Memang, ada beberapa faktor yang membuat anak-anak
Indonesia tidak dapat menikmati pendidikan, seperti karena faktor ekonomi yang
berdampak pada tidak teraksesnya pendidikan bagi rakyat kecil, paradigma
masyarakat yang menganggap pendidikan tidak penting, sarana dan prasarana,
kurikulum yang diterapkan, dan beberapa faktor yang lain.
Faktor ekonomi menjadi penghambat utama untuk melanjutkan
pendidikan.
Padahal, dalam
komitmen tujuan Pembangunan Berkelanjutan atau Sustainable Development Goals
(SDGs) 2030 di Bidang Pendidikan, setiap negara harus bisa memastikan tidak ada
seorang pun yang tertinggal dalam hal pendidikan.
Dari hasil survei Badan Pusat Statistik, ada sekitar 73
Persen kasus putus sekolah terjadi akibat faktor ekonomi.
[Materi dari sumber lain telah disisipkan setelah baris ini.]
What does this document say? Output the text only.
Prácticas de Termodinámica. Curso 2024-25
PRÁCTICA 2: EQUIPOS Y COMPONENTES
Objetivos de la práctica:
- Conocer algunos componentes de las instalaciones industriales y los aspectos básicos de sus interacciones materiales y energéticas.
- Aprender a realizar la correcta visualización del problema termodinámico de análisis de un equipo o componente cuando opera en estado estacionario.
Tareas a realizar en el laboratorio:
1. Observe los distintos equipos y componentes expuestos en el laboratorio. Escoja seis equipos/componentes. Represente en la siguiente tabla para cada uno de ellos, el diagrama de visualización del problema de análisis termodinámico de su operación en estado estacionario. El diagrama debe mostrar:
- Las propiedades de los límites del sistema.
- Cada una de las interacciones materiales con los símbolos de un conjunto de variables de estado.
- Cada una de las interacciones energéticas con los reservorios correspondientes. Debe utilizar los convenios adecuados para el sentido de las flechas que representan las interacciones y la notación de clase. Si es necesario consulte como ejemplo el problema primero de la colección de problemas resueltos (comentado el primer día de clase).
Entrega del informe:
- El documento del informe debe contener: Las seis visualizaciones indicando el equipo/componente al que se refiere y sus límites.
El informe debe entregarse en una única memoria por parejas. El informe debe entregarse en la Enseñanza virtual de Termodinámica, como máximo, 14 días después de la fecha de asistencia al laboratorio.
Hal ini sangat
disayangkan, padahal pemerintah Indonesia sangat serius melaksanaan kebijakan
pembangunan di sektor pendidikan yang bertujuan untuk Mencerdaskan Kehidupan
Bangsa, terutama pada pengalokasian anggaran pendidikan yang mencapai 20% dari
total anggaran pembangunan.
Program yang diprioritaskan antara lain, untuk
pembangunan sarana dan prasarana pendidikan, perpustakaan, pengadaan buku-buku,
biaya operasional, beasiswa, pendidikan gratis bagi masyarakat miskin. Tapi toh
nyatanya masih banyak anak-anak Indonesia yang belum bisa mengenyam pendidikan.
Pendidikan yang tidak bisa terjangkau karena biayanya
yang mahal masih sangat dirasakan bagi rakyat kecil, seperti anak-anak jalanan
yang kurang beruntung untuk mendapatkan pendidikan.
Sangat sulit bagi mereka untuk menghapus dampak
pendidikan bagi mereka yang tidak didapatkannya. Karena mereka harus memikirkan
bagaimana caranya untuk membayar uang iuran sekolah, untuk membeli perlengkapan-perlengkapan
sekolah, sedangkan untuk makan sehari-hari saja sangat susah.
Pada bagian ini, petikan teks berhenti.